Tim dari Institute of Cancer Research dan Queen Mary University mengembangkan teknologi berbasis biologi evolusi untuk memprediksi resistensi kanker usus terhadap kemoterapi. Mereka menemukan metode EIRAs untuk mengidentifikasi perubahan genetik atau non-genetik yang menyebabkan resistensi. Ini bertujuan untuk merancang obat baru yang lebih efektif dan melakukan penyesuaian pada pengobatan yang ada.
Para peneliti dari Institute of Cancer Research, London dan Queen Mary University of London baru saja mengembangkan teknologi baru yang memanfaatkan biologi evolusi untuk mengukur serta memprediksi cara sel kanker berevolusi setelah terpapar pengobatan baru. Penelitian ini sangat penting terkait dengan kanker usus, yang merupakan kanker keempat paling umum di Inggris, dengan sekitar 44,100 kasus baru setiap tahunnya.
Banyak pengobatan kanker usus yang menggunakan kemoterapi, yang faktanya belum berubah selama hampir 50 tahun. Pasien dengan penyakit tahap lanjut seringkali meninggal karena resistensi obat, dimana kanker berhenti merespons pengobatan. Ini disebabkan oleh perubahan molekuler dalam sel kanker, membuat pengobatan tidak efektif.
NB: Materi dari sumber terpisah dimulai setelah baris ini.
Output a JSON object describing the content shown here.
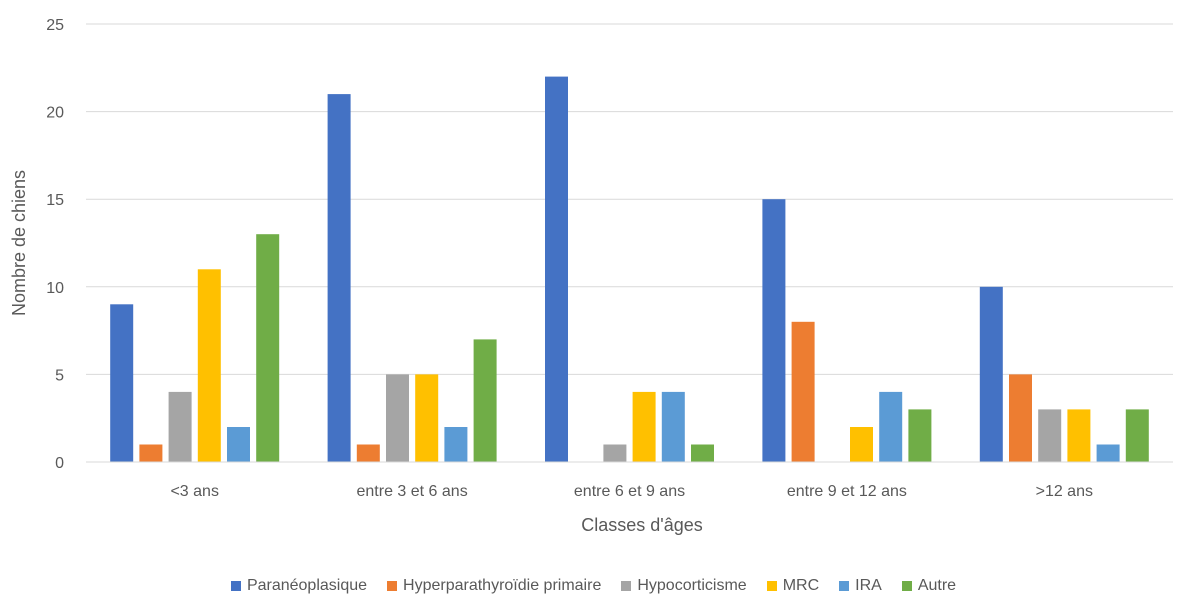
{
  "chart_data": {
    "type": "bar",
    "title": "",
    "xlabel": "Classes d'âges",
    "ylabel": "Nombre de chiens",
    "ylim": [
      0,
      25
    ],
    "yticks": [
      0,
      5,
      10,
      15,
      20,
      25
    ],
    "grid": true,
    "legend_position": "bottom",
    "categories": [
      "<3 ans",
      "entre 3 et 6 ans",
      "entre 6 et 9 ans",
      "entre 9 et 12 ans",
      ">12 ans"
    ],
    "series": [
      {
        "name": "Paranéoplasique",
        "color": "#4472C4",
        "values": [
          9,
          21,
          22,
          15,
          10
        ]
      },
      {
        "name": "Hyperparathyroïdie primaire",
        "color": "#ED7D31",
        "values": [
          1,
          1,
          0,
          8,
          5
        ]
      },
      {
        "name": "Hypocorticisme",
        "color": "#A5A5A5",
        "values": [
          4,
          5,
          1,
          0,
          3
        ]
      },
      {
        "name": "MRC",
        "color": "#FFC000",
        "values": [
          11,
          5,
          4,
          2,
          3
        ]
      },
      {
        "name": "IRA",
        "color": "#5B9BD5",
        "values": [
          2,
          2,
          4,
          4,
          1
        ]
      },
      {
        "name": "Autre",
        "color": "#70AD47",
        "values": [
          13,
          7,
          1,
          3,
          3
        ]
      }
    ]
  }
}
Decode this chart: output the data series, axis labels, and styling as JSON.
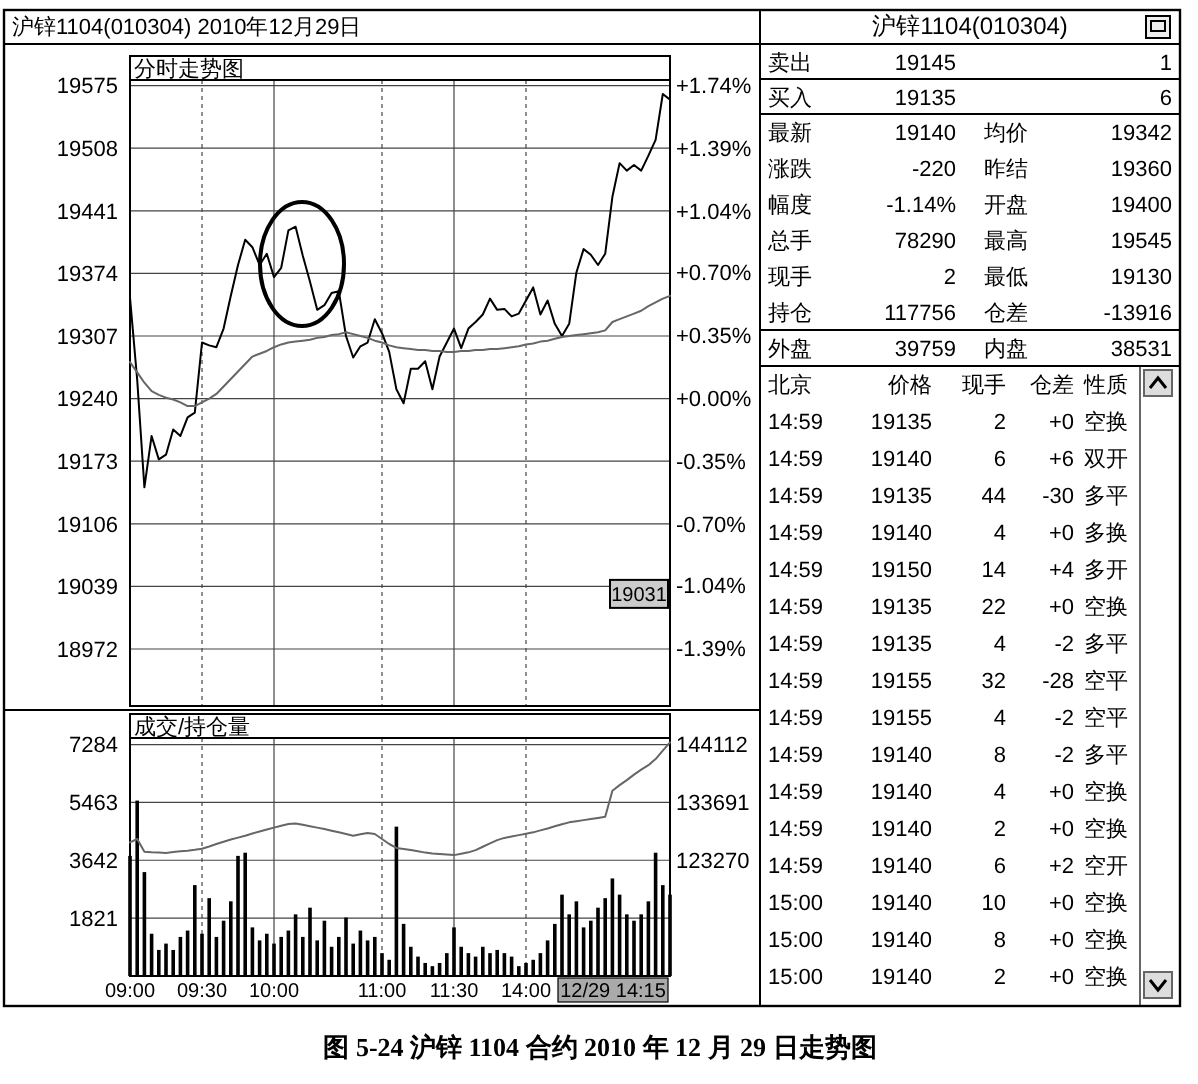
{
  "chart_data": [
    {
      "type": "line",
      "title": "沪锌1104(010304) 2010年12月29日",
      "subtitle": "分时走势图",
      "categories": [
        null,
        null,
        null,
        null,
        null,
        null,
        null,
        null,
        null,
        null,
        null,
        null,
        null,
        null,
        null,
        null,
        null,
        null,
        null,
        null,
        null,
        null,
        null,
        null,
        null,
        null,
        null,
        null,
        null,
        null,
        null,
        null,
        null,
        null,
        null,
        null,
        null,
        null,
        null,
        null,
        null,
        null,
        null,
        null,
        null,
        null,
        null,
        null,
        null,
        null,
        null,
        null,
        null,
        null,
        null,
        null,
        null,
        null,
        null,
        null,
        null,
        null,
        null,
        null,
        null,
        null,
        null,
        null,
        null,
        null,
        null,
        null,
        null,
        null,
        null,
        null
      ],
      "ylim": [
        18911,
        19581
      ],
      "yticks": [
        18972,
        19039,
        19106,
        19173,
        19240,
        19307,
        19374,
        19441,
        19508,
        19575
      ],
      "y2lim": [
        -1.71,
        1.772
      ],
      "y2ticks": [
        {
          "value": -1.39,
          "label": "-1.39%"
        },
        {
          "value": -1.04,
          "label": "-1.04%"
        },
        {
          "value": -0.7,
          "label": "-0.70%"
        },
        {
          "value": -0.35,
          "label": "-0.35%"
        },
        {
          "value": 0,
          "label": "+0.00%"
        },
        {
          "value": 0.35,
          "label": "+0.35%"
        },
        {
          "value": 0.7,
          "label": "+0.70%"
        },
        {
          "value": 1.04,
          "label": "+1.04%"
        },
        {
          "value": 1.39,
          "label": "+1.39%"
        },
        {
          "value": 1.74,
          "label": "+1.74%"
        }
      ],
      "grid": true,
      "series": [
        {
          "color": "#000000",
          "values": [
            19348,
            19260,
            19145,
            19200,
            19175,
            19180,
            19207,
            19200,
            19220,
            19225,
            19300,
            19297,
            19295,
            19315,
            19350,
            19383,
            19410,
            19402,
            19383,
            19395,
            19370,
            19380,
            19420,
            19424,
            19393,
            19365,
            19335,
            19340,
            19353,
            19355,
            19307,
            19284,
            19296,
            19300,
            19325,
            19310,
            19290,
            19250,
            19235,
            19272,
            19272,
            19280,
            19250,
            19285,
            19300,
            19315,
            19294,
            19315,
            19322,
            19330,
            19347,
            19335,
            19336,
            19328,
            19331,
            19345,
            19359,
            19330,
            19345,
            19320,
            19307,
            19320,
            19375,
            19400,
            19394,
            19383,
            19395,
            19456,
            19492,
            19484,
            19490,
            19484,
            19500,
            19517,
            19566,
            19560
          ]
        },
        {
          "color": "#666666",
          "values": [
            19279,
            19268,
            19257,
            19248,
            19244,
            19241,
            19239,
            19236,
            19232,
            19232,
            19236,
            19240,
            19245,
            19253,
            19261,
            19269,
            19277,
            19285,
            19288,
            19291,
            19295,
            19298,
            19300,
            19301,
            19302,
            19303,
            19305,
            19306,
            19308,
            19309,
            19311,
            19309,
            19307,
            19305,
            19302,
            19300,
            19297,
            19295,
            19294,
            19293,
            19292,
            19292,
            19291,
            19291,
            19290,
            19290,
            19291,
            19291,
            19292,
            19292,
            19293,
            19293,
            19294,
            19295,
            19296,
            19298,
            19299,
            19301,
            19302,
            19304,
            19306,
            19307,
            19308,
            19309,
            19310,
            19311,
            19313,
            19322,
            19325,
            19328,
            19331,
            19334,
            19339,
            19343,
            19347,
            19350
          ]
        }
      ],
      "annotations": [
        {
          "text": "19031",
          "y": 19031
        }
      ]
    },
    {
      "type": "bar",
      "title": "成交/持仓量",
      "categories": [
        "09:00",
        null,
        null,
        null,
        null,
        null,
        null,
        null,
        null,
        null,
        "09:30",
        null,
        null,
        null,
        null,
        null,
        null,
        null,
        null,
        null,
        "10:00",
        null,
        null,
        null,
        null,
        null,
        null,
        null,
        null,
        null,
        null,
        null,
        null,
        null,
        null,
        "11:00",
        null,
        null,
        null,
        null,
        null,
        null,
        null,
        null,
        null,
        "11:30",
        null,
        null,
        null,
        null,
        null,
        null,
        null,
        null,
        null,
        "14:00",
        null,
        null,
        null,
        null,
        null,
        null,
        null,
        null,
        null,
        null,
        null,
        null,
        null,
        null,
        null,
        null,
        null,
        null,
        null,
        null
      ],
      "ylim": [
        0,
        7490
      ],
      "yticks": [
        1821,
        3642,
        5463,
        7284
      ],
      "y2lim": [
        102428,
        145291
      ],
      "y2ticks": [
        123270,
        133691,
        144112
      ],
      "grid": true,
      "series": [
        {
          "type": "bar",
          "color": "#000000",
          "values": [
            3780,
            5520,
            3270,
            1330,
            820,
            1020,
            820,
            1230,
            1430,
            2860,
            1330,
            2450,
            1230,
            1740,
            2350,
            3780,
            3880,
            1530,
            1120,
            1330,
            1020,
            1230,
            1430,
            1940,
            1230,
            2150,
            1120,
            1740,
            920,
            1230,
            1840,
            1020,
            1430,
            1120,
            1230,
            720,
            510,
            4700,
            1640,
            920,
            610,
            410,
            310,
            410,
            720,
            1530,
            920,
            720,
            610,
            920,
            720,
            820,
            720,
            610,
            310,
            410,
            510,
            720,
            1120,
            1640,
            2560,
            1940,
            2350,
            1530,
            1740,
            2150,
            2450,
            3070,
            2560,
            1940,
            1740,
            1940,
            2350,
            3880,
            2860,
            2560
          ]
        },
        {
          "type": "line",
          "axis": "y2",
          "color": "#666666",
          "values": [
            126500,
            127100,
            124800,
            124700,
            124650,
            124600,
            124750,
            124900,
            125000,
            125150,
            125350,
            125750,
            126200,
            126600,
            127000,
            127350,
            127700,
            128100,
            128450,
            128800,
            129150,
            129500,
            129800,
            129900,
            129650,
            129400,
            129150,
            128900,
            128600,
            128300,
            128000,
            127700,
            127950,
            128200,
            128000,
            127100,
            126200,
            125500,
            125300,
            125100,
            124900,
            124650,
            124500,
            124400,
            124300,
            124200,
            124450,
            124700,
            125100,
            125700,
            126300,
            126900,
            127300,
            127550,
            127800,
            128050,
            128300,
            128650,
            129000,
            129400,
            129750,
            130100,
            130300,
            130500,
            130700,
            130900,
            131100,
            135800,
            136800,
            137700,
            138700,
            139600,
            140400,
            141500,
            143000,
            144500
          ]
        }
      ],
      "annotations": [
        "12/29 14:15",
        "图 5-24 沪锌 1104 合约 2010 年 12 月 29 日走势图"
      ]
    },
    {
      "type": "other",
      "title": "沪锌1104(010304)",
      "annotations": [
        "卖出",
        "19145",
        "1",
        "买入",
        "19135",
        "6",
        "最新",
        "19140",
        "均价",
        "19342",
        "涨跌",
        "-220",
        "昨结",
        "19360",
        "幅度",
        "-1.14%",
        "开盘",
        "19400",
        "总手",
        "78290",
        "最高",
        "19545",
        "现手",
        "2",
        "最低",
        "19130",
        "持仓",
        "117756",
        "仓差",
        "-13916",
        "外盘",
        "39759",
        "内盘",
        "38531",
        "北京",
        "价格",
        "现手",
        "仓差",
        "性质",
        "14:59",
        "19135",
        "2",
        "+0",
        "空换",
        "14:59",
        "19140",
        "6",
        "+6",
        "双开",
        "14:59",
        "19135",
        "44",
        "-30",
        "多平",
        "14:59",
        "19140",
        "4",
        "+0",
        "多换",
        "14:59",
        "19150",
        "14",
        "+4",
        "多开",
        "14:59",
        "19135",
        "22",
        "+0",
        "空换",
        "14:59",
        "19135",
        "4",
        "-2",
        "多平",
        "14:59",
        "19155",
        "32",
        "-28",
        "空平",
        "14:59",
        "19155",
        "4",
        "-2",
        "空平",
        "14:59",
        "19140",
        "8",
        "-2",
        "多平",
        "14:59",
        "19140",
        "4",
        "+0",
        "空换",
        "14:59",
        "19140",
        "2",
        "+0",
        "空换",
        "14:59",
        "19140",
        "6",
        "+2",
        "空开",
        "15:00",
        "19140",
        "10",
        "+0",
        "空换",
        "15:00",
        "19140",
        "8",
        "+0",
        "空换",
        "15:00",
        "19140",
        "2",
        "+0",
        "空换"
      ]
    }
  ]
}
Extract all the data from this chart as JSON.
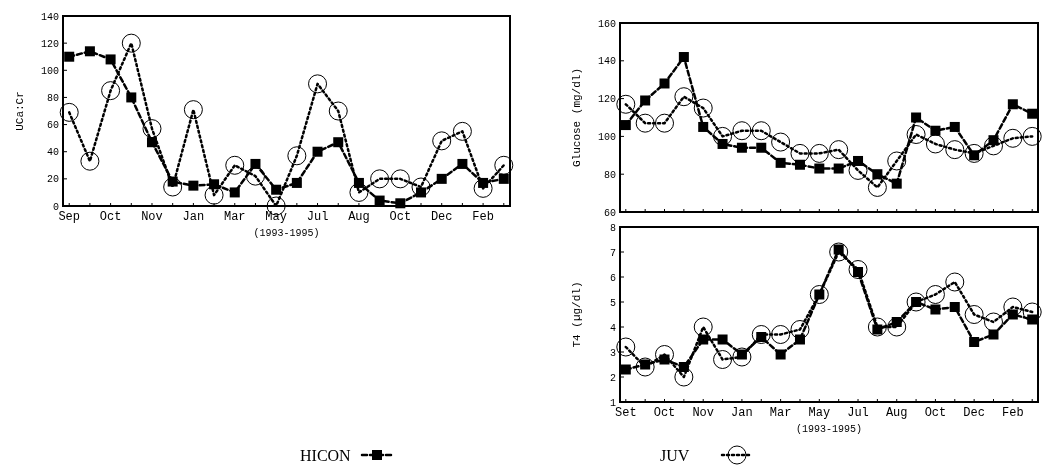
{
  "chart_data": [
    {
      "type": "line",
      "ylabel": "UCa:Cr",
      "xlabel": "(1993-1995)",
      "categories": [
        "Sep",
        null,
        "Oct",
        null,
        "Nov",
        null,
        "Jan",
        null,
        "Mar",
        null,
        "May",
        null,
        "Jul",
        null,
        "Aug",
        null,
        "Oct",
        null,
        "Dec",
        null,
        "Feb",
        null
      ],
      "ylim": [
        0,
        140
      ],
      "yticks": [
        0,
        20,
        40,
        60,
        80,
        100,
        120,
        140
      ],
      "legend": "bottom",
      "series": [
        {
          "name": "HICON",
          "color": "#000000",
          "marker": "square",
          "line_style": "dashed",
          "values": [
            110,
            114,
            108,
            80,
            47,
            18,
            15,
            16,
            10,
            31,
            12,
            17,
            40,
            47,
            17,
            4,
            2,
            10,
            20,
            31,
            17,
            20
          ]
        },
        {
          "name": "JUV",
          "color": "#000000",
          "marker": "circle",
          "line_style": "dotted",
          "values": [
            69,
            33,
            85,
            120,
            57,
            14,
            71,
            8,
            30,
            22,
            0,
            37,
            90,
            70,
            10,
            20,
            20,
            14,
            48,
            55,
            13,
            30
          ]
        }
      ]
    },
    {
      "type": "line",
      "ylabel": "Glucose (mg/dl)",
      "categories": [
        null,
        null,
        null,
        null,
        null,
        null,
        null,
        null,
        null,
        null,
        null,
        null,
        null,
        null,
        null,
        null,
        null,
        null,
        null,
        null,
        null,
        null
      ],
      "ylim": [
        60,
        160
      ],
      "yticks": [
        60,
        80,
        100,
        120,
        140,
        160
      ],
      "tick_labels": "y",
      "series": [
        {
          "color": "#000000",
          "marker": "square",
          "line_style": "dashed",
          "values": [
            106,
            119,
            128,
            142,
            105,
            96,
            94,
            94,
            86,
            85,
            83,
            83,
            87,
            80,
            75,
            110,
            103,
            105,
            90,
            98,
            117,
            112
          ]
        },
        {
          "color": "#000000",
          "marker": "circle",
          "line_style": "dotted",
          "values": [
            117,
            107,
            107,
            121,
            115,
            100,
            103,
            103,
            97,
            91,
            91,
            93,
            82,
            73,
            87,
            101,
            96,
            93,
            91,
            95,
            99,
            100
          ]
        }
      ]
    },
    {
      "type": "line",
      "ylabel": "T4 (µg/dl)",
      "xlabel": "(1993-1995)",
      "categories": [
        "Set",
        null,
        "Oct",
        null,
        "Nov",
        null,
        "Jan",
        null,
        "Mar",
        null,
        "May",
        null,
        "Jul",
        null,
        "Aug",
        null,
        "Oct",
        null,
        "Dec",
        null,
        "Feb",
        null
      ],
      "ylim": [
        1,
        8
      ],
      "yticks": [
        1,
        2,
        3,
        4,
        5,
        6,
        7,
        8
      ],
      "series": [
        {
          "color": "#000000",
          "marker": "square",
          "line_style": "dashed",
          "values": [
            2.3,
            2.5,
            2.7,
            2.4,
            3.5,
            3.5,
            2.9,
            3.6,
            2.9,
            3.5,
            5.3,
            7.1,
            6.2,
            3.9,
            4.2,
            5.0,
            4.7,
            4.8,
            3.4,
            3.7,
            4.5,
            4.3
          ]
        },
        {
          "color": "#000000",
          "marker": "circle",
          "line_style": "dotted",
          "values": [
            3.2,
            2.4,
            2.9,
            2.0,
            4.0,
            2.7,
            2.8,
            3.7,
            3.7,
            3.9,
            5.3,
            7.0,
            6.3,
            4.0,
            4.0,
            5.0,
            5.3,
            5.8,
            4.5,
            4.2,
            4.8,
            4.6
          ]
        }
      ]
    }
  ]
}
Dengan memahami bagaimana resistensi ini berkembang, peneliti berharap bisa merancang obat baru yang lebih baik dan menargetkan mekanisme resistensi tersebut. Hal ini juga akan membantu dokter dalam menggunakan obat yang ada dengan lebih optimal, serta melakukan penyesuaian dosis jika diperlukan.
Dalam penelitian yang diterbitkan di jurnal Nature Communications, tim mencatat sel kanker usus saat mereka mengalami resistensi terhadap kemoterapi. Mereka menggunakan pemodelan matematis untuk menentukan kapan resistensi terhadap obat mulai muncul, dan menemukan penyebabnya, apakah dari mutasi genetik langka atau perubahan non-genetik.
Metode ini, yang disebut EIRAs (Evolutionary Informed Resistance Assays), kini telah dikembangkan sebagai alat yang dapat diterapkan dalam proses pengembangan obat baru. Harapannya, EIRAs dapat membantu merancang obat yang dipersonalisasi untuk menargetkan jalur yang telah diambil tumor pasien untuk berevolusi menjadi resisten.
Tim peneliti juga sedang mencari mitra komersial untuk melanjutkan penelitian ini, sambil berkolaborasi dengan Pusat Penemuan Obat Kanker di ICR. Mereka telah mengajukan paten atas teknologi ini, yang dapat digunakan untuk mendukung pengembangan beberapa obat kanker, sudah mulai mengeksplorasi penggunaannya untuk kanker ovarium dan payudara.
Profesor Trevor Graham, seorang ahli dalam genomika dan evolusi di ICR, mengatakan bahwa sel kanker, mirip seperti bakteri, dapat berevolusi menjadi resisten terhadap kemoterapi. “Dengan mempelajari sel kanker usus seiring waktu saat kami mengobatinya, kami dapat mengembangkan teknologi pembelajaran mesin yang dapat mengurai bagaimana dan kapan sel ini menjadi resisten.”
Dari perspektif lain, Profesor Kristian Helin, CEO ICR, menyoroti bahwa pekerjaan ini akan membantu mengidentifikasi target baru untuk menangani kanker setelah resistensi berkembang. “Institut Penelitian Kanker memiliki rekam jejak yang tak tertandingi dalam penemuan obat, dan saya berharap bisa melihat kemajuan teknologi ini.”
Penelitian ini menunjukkan harapan baru dalam pengobatan kanker usus dengan memahami dan memprediksi bagaimana sel kanker mengembangkan resistensi terhadap pengobatan. Dengan teknologi EIRAs, peneliti bertujuan menciptakan obat yang lebih efektif dan personal, serta mengoptimalkan penggunaan obat yang sudah ada. Kerjasama antara investor dan institusi penelitian diharapkan dapat mempercepat penyembuhan bagi pasien kanker.